Hamilton Hall, the building at Columbia University that protesters occupied early Tuesday morning, has been occupied several times by student activists over the past half-century.
Here are some of the notable moments of student protest at the building.
1968
The building, which opened in 1907, was the first that hundreds of students seized in April 1968 during protests over the Vietnam War, racism and Columbia’s plans to build a gymnasium in nearby Morningside Park. Students barricaded themselves inside, preventing the acting dean, Henry S. Coleman, from leaving his office for one night.
As demonstrators used furniture to keep Mr. Coleman inside, protesters who were part of an African American student group asked white students in the building to leave. That created a separate protest for Black students, as the white students went on to demonstrate in other buildings on campus.
A week later, the police entered the building through underground tunnels and cleared the students. Police officers trampled protesters, hit them with nightsticks and dragged some down concrete steps. More than 700 people were arrested.
During another round of protests in May 1968, about 250 student protesters occupied Hamilton Hall again. The police removed them from the building about 10 hours later.
1972
Students also locked themselves in Hamilton Hall, which was named after Alexander Hamilton, the first treasury secretary of the United States, during antiwar protests in 1972. Protesters took furniture from classrooms and offices to use as barricades. They also locked doors with chains as administrators told them to leave.
The police cleared the building of protesters after about a week, again by entering through an underground passage. No one was injured or arrested. But the university said that the students would be prosecuted for criminal trespass and contempt of a court injunction that had forbidden the occupation of Columbia buildings.
1985
In 1985, protesters occupied Hamilton Hall as they demanded that the university divest from companies that were doing business in South Africa. The university was reluctant to comply.

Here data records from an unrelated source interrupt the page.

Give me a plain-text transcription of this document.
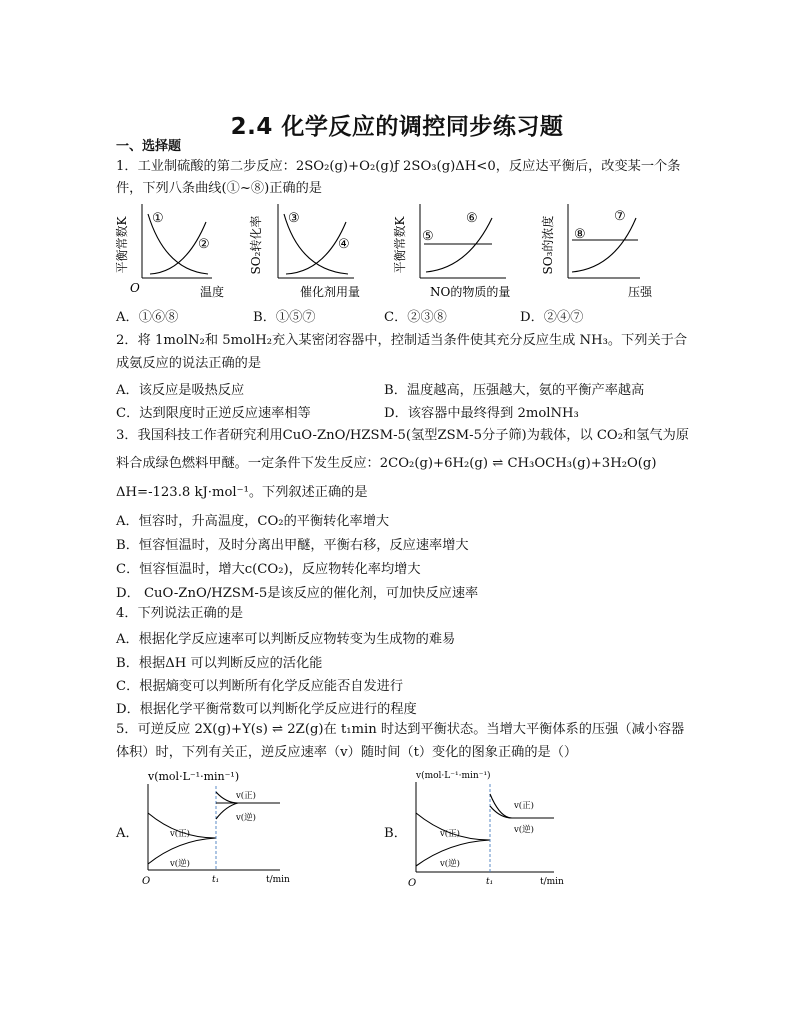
2.4 化学反应的调控同步练习题
一、选择题
1．工业制硫酸的第二步反应：2SO₂(g)+O₂(g)ƒ 2SO₃(g)ΔH<0，反应达平衡后，改变某一个条
件，下列八条曲线(①~⑧)正确的是
平衡常数K ①
②
O	温度
SO₂转化率 ③
④
催化剂用量
平衡常数K ⑤
⑥
NO的物质的量
SO₃的浓度 ⑧
⑦
压强
A．①⑥⑧	B．①⑤⑦	C．②③⑧	D．②④⑦
2．将 1molN₂和 5molH₂充入某密闭容器中，控制适当条件使其充分反应生成 NH₃。下列关于合
成氨反应的说法正确的是
A．该反应是吸热反应	B．温度越高，压强越大，氨的平衡产率越高
C．达到限度时正逆反应速率相等	D．该容器中最终得到 2molNH₃
3．我国科技工作者研究利用CuO-ZnO/HZSM-5(氢型ZSM-5分子筛)为载体，以 CO₂和氢气为原
料合成绿色燃料甲醚。一定条件下发生反应：2CO₂(g)+6H₂(g) ⇌ CH₃OCH₃(g)+3H₂O(g)
ΔH=-123.8 kJ·mol⁻¹。下列叙述正确的是
A．恒容时，升高温度，CO₂的平衡转化率增大
B．恒容恒温时，及时分离出甲醚，平衡右移，反应速率增大
C．恒容恒温时，增大c(CO₂)，反应物转化率均增大
D． CuO-ZnO/HZSM-5是该反应的催化剂，可加快反应速率
4．下列说法正确的是
A．根据化学反应速率可以判断反应物转变为生成物的难易
B．根据ΔH 可以判断反应的活化能
C．根据熵变可以判断所有化学反应能否自发进行
D．根据化学平衡常数可以判断化学反应进行的程度
5．可逆反应 2X(g)+Y(s) ⇌ 2Z(g)在 t₁min 时达到平衡状态。当增大平衡体系的压强（减小容器
体积）时，下列有关正，逆反应速率（v）随时间（t）变化的图象正确的是（）
A．
v(mol·L⁻¹·min⁻¹)
v(正)
v(逆)
v(正)
v(逆)
O	t₁	t/min
B．
v(mol·L⁻¹·min⁻¹)
v(正)
v(逆)
v(正)
v(逆)
O	t₁	t/min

Three weeks later, the students ended their occupation just before a judge ordered them to reopen Hamilton Hall. While there were no guarantees of any change in policy, the students viewed the protest as a moral victory. Later that year, Columbia’s board of trustees voted to sell all of the university’s stock in American companies doing business in South Africa.
1992
In 1992, students occupied Hamilton Hall in protest of Columbia’s plans to turn the Audubon Theater and Ballroom, where Malcolm X had been assassinated in 1965, into a biomedical research complex. The blockade lasted less than a day.